Sunday, December 21, 2008

Marley & Me

Greetings from the mountains.

We are already enjoying our time away. This afternoon we spent time lunching in the local town, then perusing the local art galleries trying to secure some last Christmas presents.

We arrived to the house late this afternoon and have been relaxing ever since. My book of choice for the next few days is Marley & Me.

I was reading another book that I just couldn’t get in to, when Marley & Me sucked me in. The book is written by John Grogan, a columnist for the Philadelphia Inquirer. Page three he writes about his childhood dog, “My mother would later tell me, ‘In fifty years of marriage, I’ve only seen your father cry twice. The first time was when we lost Mary Ann’ – my sister who was stillborn. ‘The second time was the day Shaun died.'"

Nothing like connecting with me in the Preface. He goes on to chronicle how he and his wife secured the newest member of their family, Marley. And how Marley goes through the highs and lows of their marriage with them. Marley for me is a cross between our two cats, Cierra and Kenzie. All the weird, quarky Marley moments attributed to Cierra and the sweet, tender moments attributed to Kenzie.
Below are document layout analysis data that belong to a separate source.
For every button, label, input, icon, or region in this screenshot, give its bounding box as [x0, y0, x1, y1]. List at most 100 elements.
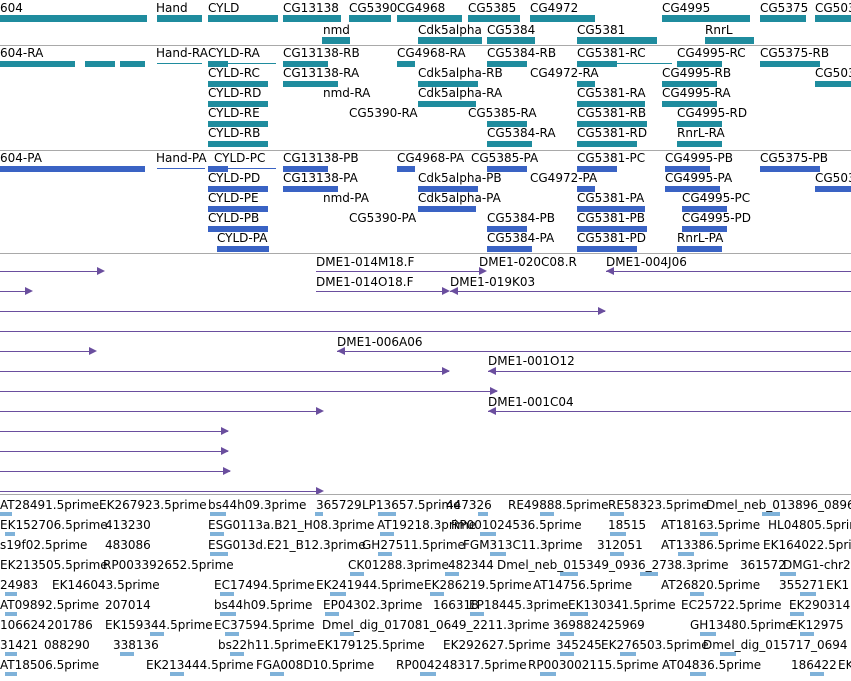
est-bar[interactable]	[610, 552, 624, 556]
est-label[interactable]: 31421	[0, 638, 39, 652]
protein-label[interactable]: CG5390-PA	[349, 211, 417, 225]
est-label[interactable]: AT14756.5prime	[533, 578, 633, 592]
transcript-bar[interactable]	[208, 121, 268, 127]
transcript-bar[interactable]	[662, 81, 717, 87]
est-label[interactable]: EK152706.5prime	[0, 518, 108, 532]
protein-label[interactable]: RnrL-PA	[677, 231, 724, 245]
gene-bar[interactable]	[157, 15, 202, 22]
protein-bar[interactable]	[217, 246, 269, 252]
transcript-label[interactable]: CG4972-RA	[530, 66, 599, 80]
est-bar[interactable]	[380, 532, 394, 536]
clone-label[interactable]: DME1-014O18.F	[316, 275, 414, 289]
est-bar[interactable]	[790, 612, 804, 616]
protein-bar[interactable]	[577, 206, 645, 212]
protein-label[interactable]: CYLD-PD	[208, 171, 261, 185]
est-label[interactable]: 355271	[779, 578, 825, 592]
transcript-bar[interactable]	[577, 61, 617, 67]
transcript-bar[interactable]	[677, 121, 722, 127]
est-label[interactable]: 088290	[44, 638, 90, 652]
gene-label[interactable]: 604	[0, 1, 23, 15]
est-label[interactable]: 369882	[553, 618, 599, 632]
protein-label[interactable]: nmd-PA	[323, 191, 369, 205]
transcript-label[interactable]: CYLD-RD	[208, 86, 262, 100]
protein-label[interactable]: CG5381-PC	[577, 151, 646, 165]
est-label[interactable]: AT19218.3prime	[377, 518, 477, 532]
gene-bar[interactable]	[815, 15, 851, 22]
est-label[interactable]: DMG1-chr2l	[783, 558, 851, 572]
clone-line[interactable]	[0, 451, 228, 452]
est-bar[interactable]	[540, 672, 556, 676]
protein-label[interactable]: CG4995-PD	[682, 211, 752, 225]
transcript-bar[interactable]	[0, 61, 75, 67]
est-bar[interactable]	[780, 572, 796, 576]
est-label[interactable]: AT18506.5prime	[0, 658, 100, 672]
protein-label[interactable]: CG503	[815, 171, 851, 185]
protein-bar[interactable]	[487, 226, 527, 232]
transcript-label[interactable]: RnrL-RA	[677, 126, 725, 140]
est-bar[interactable]	[5, 672, 17, 676]
transcript-label[interactable]: CG13138-RB	[283, 46, 360, 60]
clone-line[interactable]	[0, 291, 30, 292]
transcript-bar[interactable]	[85, 61, 115, 67]
est-label[interactable]: CK01288.3prime	[348, 558, 449, 572]
clone-line[interactable]	[316, 271, 481, 272]
est-bar[interactable]	[700, 632, 716, 636]
clone-line[interactable]	[0, 311, 605, 312]
protein-bar[interactable]	[283, 166, 328, 172]
est-bar[interactable]	[800, 632, 814, 636]
transcript-bar[interactable]	[677, 141, 722, 147]
gene-bar[interactable]	[397, 15, 462, 22]
est-label[interactable]: EK164022.5prime	[763, 538, 851, 552]
est-label[interactable]: 312051	[597, 538, 643, 552]
gene-bar[interactable]	[530, 15, 595, 22]
est-bar[interactable]	[340, 632, 354, 636]
protein-bar[interactable]	[815, 186, 851, 192]
protein-label[interactable]: CG5381-PB	[577, 211, 646, 225]
clone-label[interactable]: DME1-006A06	[337, 335, 423, 349]
est-label[interactable]: EK12975	[790, 618, 844, 632]
protein-bar[interactable]	[677, 246, 722, 252]
clone-line[interactable]	[0, 431, 228, 432]
gene-label[interactable]: CG4968	[397, 1, 446, 15]
est-label[interactable]: RE49888.5prime	[508, 498, 609, 512]
clone-label[interactable]: DME1-001C04	[488, 395, 574, 409]
est-bar[interactable]	[378, 512, 396, 516]
est-bar[interactable]	[560, 652, 574, 656]
protein-bar[interactable]	[208, 186, 268, 192]
transcript-bar[interactable]	[815, 81, 851, 87]
est-label[interactable]: bs44h09.3prime	[208, 498, 307, 512]
est-label[interactable]: EK130341.5prime	[568, 598, 676, 612]
gene-bar[interactable]	[468, 15, 520, 22]
clone-line[interactable]	[0, 331, 851, 332]
transcript-label[interactable]: Hand-RA	[156, 46, 208, 60]
clone-label[interactable]: DME1-001O12	[488, 354, 575, 368]
est-label[interactable]: RP004248317.5prime	[396, 658, 527, 672]
gene-label[interactable]: CG5384	[487, 23, 536, 37]
est-bar[interactable]	[762, 512, 780, 516]
gene-label[interactable]: CG5375	[760, 1, 809, 15]
transcript-bar[interactable]	[487, 61, 527, 67]
transcript-bar[interactable]	[208, 101, 268, 107]
est-label[interactable]: 18515	[608, 518, 647, 532]
transcript-bar[interactable]	[208, 61, 228, 67]
protein-bar[interactable]	[682, 226, 727, 232]
protein-label[interactable]: CG4995-PB	[665, 151, 734, 165]
est-bar[interactable]	[560, 572, 578, 576]
est-label[interactable]: Dmel_neb_015349_0936_2738.3prime	[497, 558, 729, 572]
protein-label[interactable]: Cdk5alpha-PA	[418, 191, 501, 205]
clone-line[interactable]	[0, 391, 497, 392]
est-label[interactable]: 166318	[433, 598, 479, 612]
est-label[interactable]: 413230	[105, 518, 151, 532]
est-label[interactable]: 186422	[791, 658, 837, 672]
est-label[interactable]: LP13657.5prime	[362, 498, 461, 512]
est-bar[interactable]	[225, 632, 239, 636]
est-label[interactable]: EK1	[826, 578, 850, 592]
transcript-bar[interactable]	[577, 121, 647, 127]
gene-bar[interactable]	[322, 37, 350, 44]
protein-label[interactable]: CYLD-PC	[214, 151, 266, 165]
est-label[interactable]: AT13386.5prime	[661, 538, 761, 552]
protein-bar[interactable]	[682, 206, 727, 212]
est-bar[interactable]	[350, 572, 364, 576]
transcript-label[interactable]: CYLD-RA	[208, 46, 260, 60]
transcript-bar[interactable]	[208, 141, 268, 147]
I’ll digress for a minute to say those girls have been my lifeline these past nine months. I read blogs of women of have experienced the loss of a child and say how they couldn’t go on without their living children. I feel similarly about my cats, to the point I said to Tim last week, how do people come home with nothing to love on…no child, no animal. Let’s just say our girls have gotten their fair share of attention these past few months.

The similarities between Grogan’s story and ours are uncanny, down the murder that occurred feet from their home right before they moved into their first house. A murder which no one, the seller, the agent, or the inspector, spoke of until they moved in. Our story involved a young girl. Sparing the details, I’ll share that I used to look out our back window those first few weeks and become very upset. It was February and Tim would always say to me, “You’ll plant some flowers in the spring out there as a way of honoring her.”
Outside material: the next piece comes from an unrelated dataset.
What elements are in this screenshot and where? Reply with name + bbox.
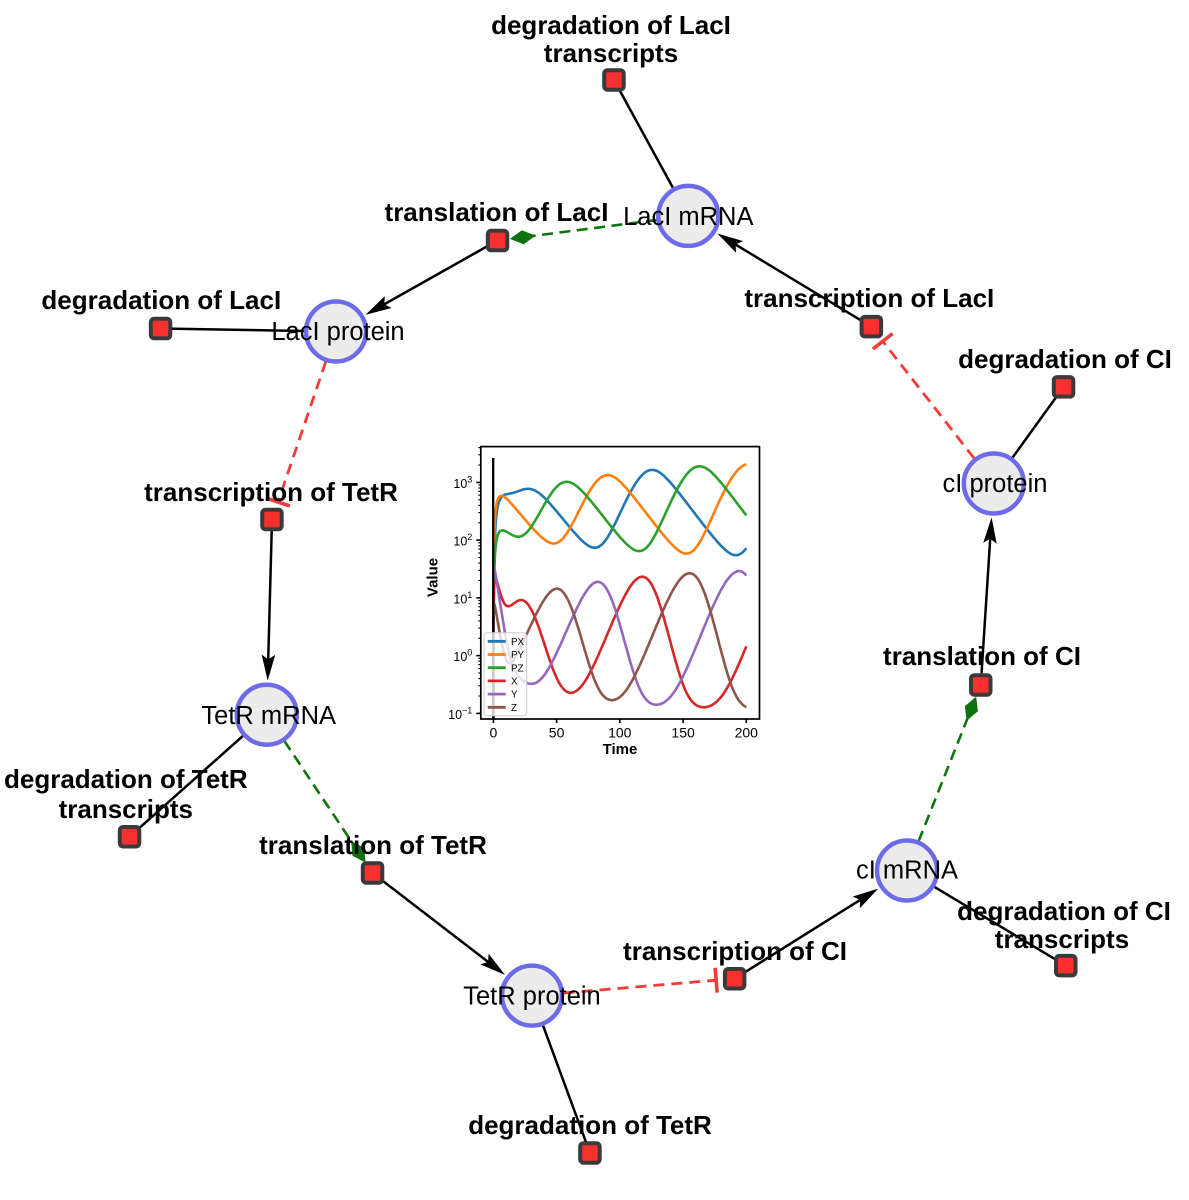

Grogan goes on to tell of the excitement of their pregnancy and how Marley rejoiced with them. And then how Marley grieved along side them when they lost their precious baby to a miscarriage. Animals are uniquely sensitive to our emotions. Recently Kenzie had a lot of bloodwork done. The doctor said, “I want to check her blood levels against what we saw in March [their bloodwork following the plant consumption after Cara’s death.] It showed that Kenzie was very stressed.” “Yes,” I said quietly, “that’s when we lost our daughter.”

I remember those days following Cara’s death. At one point with a room full of people, Kenzie, who under those circumstances would normally have made her presence scarce, climbed in my lap, as if to say we need each other now.
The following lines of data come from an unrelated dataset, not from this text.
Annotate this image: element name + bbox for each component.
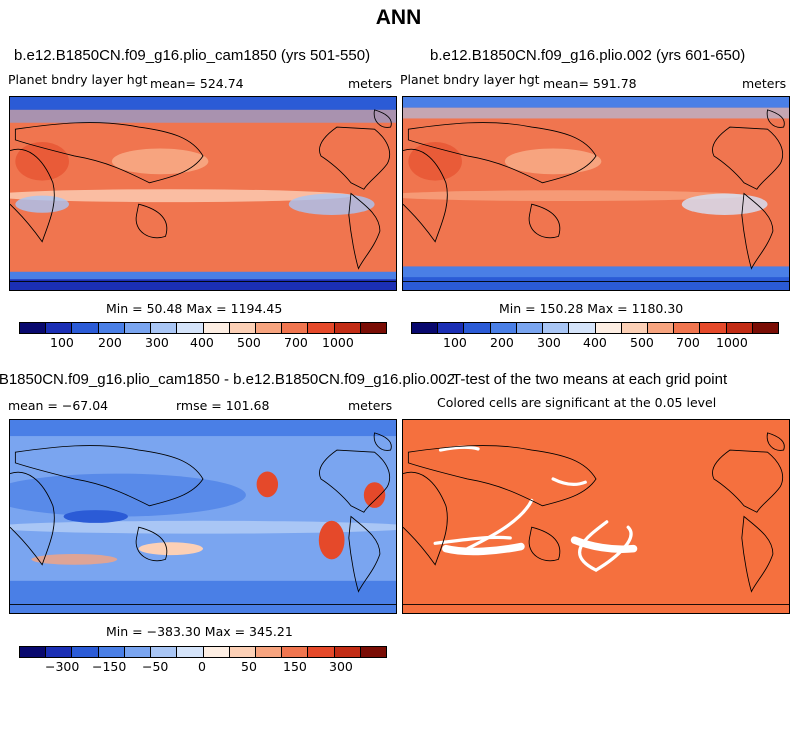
colorbar-swatch xyxy=(282,323,309,333)
panel2-tick-label: 300 xyxy=(537,335,561,350)
panel3-tick-label: −300 xyxy=(45,659,80,674)
colorbar-swatch xyxy=(543,323,570,333)
colorbar-swatch xyxy=(46,323,73,333)
colorbar-swatch xyxy=(360,323,387,333)
colorbar-swatch xyxy=(412,323,439,333)
colorbar-swatch xyxy=(203,647,230,657)
panel3-title-clip: b.e12.B1850CN.f09_g16.plio_cam1850 - b.e… xyxy=(0,371,455,391)
panel4-map xyxy=(402,419,790,614)
colorbar-swatch xyxy=(255,647,283,657)
colorbar-swatch xyxy=(177,647,204,657)
panel3-rmse: rmse = 101.68 xyxy=(176,398,270,413)
panel2-mean: mean= 591.78 xyxy=(543,76,637,91)
colorbar-swatch xyxy=(151,647,178,657)
colorbar-swatch xyxy=(124,647,152,657)
panel2-tick-label: 200 xyxy=(490,335,514,350)
panel1-variable: Planet bndry layer hgt xyxy=(8,72,148,87)
panel1-map xyxy=(9,96,397,291)
colorbar-swatch xyxy=(334,647,361,657)
panel2-tick-label: 500 xyxy=(630,335,654,350)
colorbar-swatch xyxy=(46,647,73,657)
panel3-units: meters xyxy=(348,398,393,413)
panel2-tick-label: 400 xyxy=(583,335,607,350)
panel1-title: b.e12.B1850CN.f09_g16.plio_cam1850 (yrs … xyxy=(14,47,371,64)
colorbar-swatch xyxy=(20,647,47,657)
colorbar-swatch xyxy=(360,647,387,657)
panel3-map xyxy=(9,419,397,614)
panel2-units: meters xyxy=(742,76,787,91)
panel3-tick-label: 300 xyxy=(329,659,353,674)
colorbar-swatch xyxy=(124,323,152,333)
panel1-colorbar xyxy=(19,322,387,334)
colorbar-swatch xyxy=(229,323,256,333)
colorbar-swatch xyxy=(752,323,779,333)
page-title: ANN xyxy=(375,6,422,29)
panel3-tick-label: 150 xyxy=(283,659,307,674)
panel2-variable: Planet bndry layer hgt xyxy=(400,72,540,87)
panel1-tick-label: 200 xyxy=(98,335,122,350)
panel2-title: b.e12.B1850CN.f09_g16.plio.002 (yrs 601-… xyxy=(430,47,746,64)
panel1-tick-label: 400 xyxy=(190,335,214,350)
colorbar-swatch xyxy=(308,647,335,657)
colorbar-swatch xyxy=(72,647,99,657)
colorbar-swatch xyxy=(98,647,125,657)
panel3-tick-label: −150 xyxy=(92,659,127,674)
colorbar-swatch xyxy=(334,323,361,333)
colorbar-swatch xyxy=(674,323,701,333)
panel3-colorbar xyxy=(19,646,387,658)
panel1-tick-label: 500 xyxy=(237,335,261,350)
panel3-mean: mean = −67.04 xyxy=(8,398,109,413)
panel2-colorbar xyxy=(411,322,779,334)
colorbar-swatch xyxy=(72,323,99,333)
panel2-tick-label: 1000 xyxy=(716,335,748,350)
colorbar-swatch xyxy=(490,323,517,333)
panel1-mean: mean= 524.74 xyxy=(150,76,244,91)
panel3-tick-label: −50 xyxy=(142,659,169,674)
panel4-subtitle: Colored cells are significant at the 0.0… xyxy=(437,395,717,410)
panel2-map xyxy=(402,96,790,291)
panel3-tick-label: 50 xyxy=(241,659,257,674)
panel2-minmax: Min = 150.28 Max = 1180.30 xyxy=(499,301,684,316)
panel3-title: b.e12.B1850CN.f09_g16.plio_cam1850 - b.e… xyxy=(0,371,455,388)
colorbar-swatch xyxy=(726,323,753,333)
panel2-tick-label: 700 xyxy=(676,335,700,350)
panel1-tick-label: 300 xyxy=(145,335,169,350)
colorbar-swatch xyxy=(255,323,283,333)
panel3-minmax: Min = −383.30 Max = 345.21 xyxy=(106,624,293,639)
colorbar-swatch xyxy=(595,323,622,333)
colorbar-swatch xyxy=(229,647,256,657)
panel2-tick-label: 100 xyxy=(443,335,467,350)
panel1-tick-label: 1000 xyxy=(322,335,354,350)
panel3-tick-label: 0 xyxy=(198,659,206,674)
colorbar-swatch xyxy=(647,323,675,333)
colorbar-swatch xyxy=(516,323,544,333)
colorbar-swatch xyxy=(569,323,596,333)
panel1-tick-label: 100 xyxy=(50,335,74,350)
panel1-units: meters xyxy=(348,76,393,91)
colorbar-swatch xyxy=(282,647,309,657)
colorbar-swatch xyxy=(308,323,335,333)
colorbar-swatch xyxy=(151,323,178,333)
colorbar-swatch xyxy=(464,323,491,333)
colorbar-swatch xyxy=(177,323,204,333)
panel1-minmax: Min = 50.48 Max = 1194.45 xyxy=(106,301,283,316)
colorbar-swatch xyxy=(621,323,648,333)
colorbar-swatch xyxy=(438,323,465,333)
panel1-tick-label: 700 xyxy=(284,335,308,350)
colorbar-swatch xyxy=(98,323,125,333)
colorbar-swatch xyxy=(20,323,47,333)
colorbar-swatch xyxy=(700,323,727,333)
panel4-title: T-test of the two means at each grid poi… xyxy=(452,371,728,388)
colorbar-swatch xyxy=(203,323,230,333)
One more Kenzie story before I sign off. Our beloved cats are banished to the laundry room in the evenings, because their hyperactivity seems to display around 2:00 am. On the weekends, whoever wakes up first, will let the felines out for their breakfast and morning frolicking. Kenzie, who is not content until both of us are up, will go upstairs to meow at the bedroom door until the sleeping spouse arises. A spouse who is greeted with a glimpse of Kenzie’s tail flying down the stairs which communicates, “we are all up now, let’s play.”

In the months following Cara’s death, we noticed something strange about Kenzie. We will both be awake, and yet Kenzie will still be upstairs crying. A couple of times I have gone up there to tell her that everyone is up, and I find her outside the nursery.

As we sit in our mountain cabin each devouring our books, we occasionally stop to reflect how we are ready to know our next chapter. We have lived some beautiful chapters already, the story of a pregnancy filled with love and anticipation followed by pages of heartbreak in burying our daughter and finding life without her. She is very much a part of our lives. We are three. But we are ready for the next part, the story that continues to unfold for our family. What does it hold? When will we have some direction? Some indication of that which we so desperately long to have?

Thursday, December 18, 2008

9 months

Hard to believe. My stomach drops when I let it sink in. We had 9 months of life with Cara, and now we're living into 9 months of death. It shouldn't have been this way. We miss our baby girl so much.

Cynthia and I were talking last night about how over the past couple of weeks we've been moving into an acceptance stage in our grief journey. We shared this last night and I share this now with so much reservation. Because here's what acceptance doesn't mean. It doesn't mean "we're over it" or "we're moving on." It doesn't mean that the grief and pain is over. It doesn't mean that our grieving and mourning stops here. It doesn't mean that we forget.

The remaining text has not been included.